Fixed-horizon labels ignore the path and the regime. The triple-barrier method labels each event by which volatility-scaled barrier - profit-take, stop, or time - is touched first, so the target reflects a real risk-managed trade rather than an untradable snapshot return.
Meta-labeling: a better job for the model
Triple-barrier labels unlock the most successful pattern for ML in trading: meta-labeling. Instead of asking a model to predict direction from scratch (which Chapter 70 showed it cannot do), you let a simple, economically grounded rule decide the side of each trade - a moving-average cross, a mean-reversion trigger, whatever you already trust. You then run the triple-barrier method on just those signalled events and turn the outcome into a binary label: did this particular signal reach its profit-take (1) or not (0)? A secondary model learns to predict that probability and is used purely to filter and size - skip the low-conviction signals, lean into the high-conviction ones. The primary model controls direction; the meta-model controls participation. This division of labour plays to ML's genuine strength, separating good setups from marginal ones, while keeping it away from the question it always fails, calling raw direction.
Triple-barrier outcomes are the natural training target for a meta-model. The +1 versus everything-else split becomes a clean binary label, and the model's predicted probability maps directly to position size.
Leakage audits
Even with point-in-time features and honest labels, leakage - any future information seeping into training - can still inflate a backtest into fantasy. It hides in places the model can never warn you about, so you audit for it deliberately. Three offenders dominate.

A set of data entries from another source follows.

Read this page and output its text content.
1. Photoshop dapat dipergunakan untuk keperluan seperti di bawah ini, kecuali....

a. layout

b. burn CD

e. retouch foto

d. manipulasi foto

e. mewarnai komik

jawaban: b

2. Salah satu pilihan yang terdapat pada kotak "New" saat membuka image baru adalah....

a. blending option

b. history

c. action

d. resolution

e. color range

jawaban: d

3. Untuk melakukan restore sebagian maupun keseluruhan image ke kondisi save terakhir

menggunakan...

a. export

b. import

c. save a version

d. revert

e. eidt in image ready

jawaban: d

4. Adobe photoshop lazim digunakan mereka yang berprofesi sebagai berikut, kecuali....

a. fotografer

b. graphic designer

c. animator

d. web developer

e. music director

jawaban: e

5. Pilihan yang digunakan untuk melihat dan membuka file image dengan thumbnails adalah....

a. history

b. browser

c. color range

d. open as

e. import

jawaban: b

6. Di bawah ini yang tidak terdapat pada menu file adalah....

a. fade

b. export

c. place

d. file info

First, overlapping labels. A 10 bar triple-barrier label at day t and another at day t+1 share nine days of future price, so consecutive samples are not independent. Train naively and the model effectively sees the same outcome many times and grows falsely confident. The fix is sample uniqueness weighting (down-weight overlapping samples) and purged cross-validation (Chapter 67), which removes samples whose label windows straddle the train and test boundary.
Second, preprocessing leakage. If you scale features or select them using statistics computed over the whole dataset - including the test rows - you have leaked the future into the past. Fit every scaler and feature selector on the training fold only, then apply it to the test fold, every time.
Third, target leakage: a feature accidentally built from the label's own future window, or from a vendor field that gets silently restated after the fact. If a feature looks too predictive, assume it is leaking until you have proven otherwise.
Leakage does not announce itself - it shows up only as a backtest that looks too good and live trading that does not match. If your out-of-sample numbers are suspiciously strong, hunt for leaked future information before you believe a single one of them.
Features and labels are where ML in markets is genuinely won or lost, long before any model is fitted. With a stationary, point-in-time feature set and triple-barrier labels you finally have an honest training problem - and several uncorrelated signals begging to be combined into one risk-controlled book. That assembly, from many signals to a single sized portfolio with real risk limits, is the subject of the next chapter.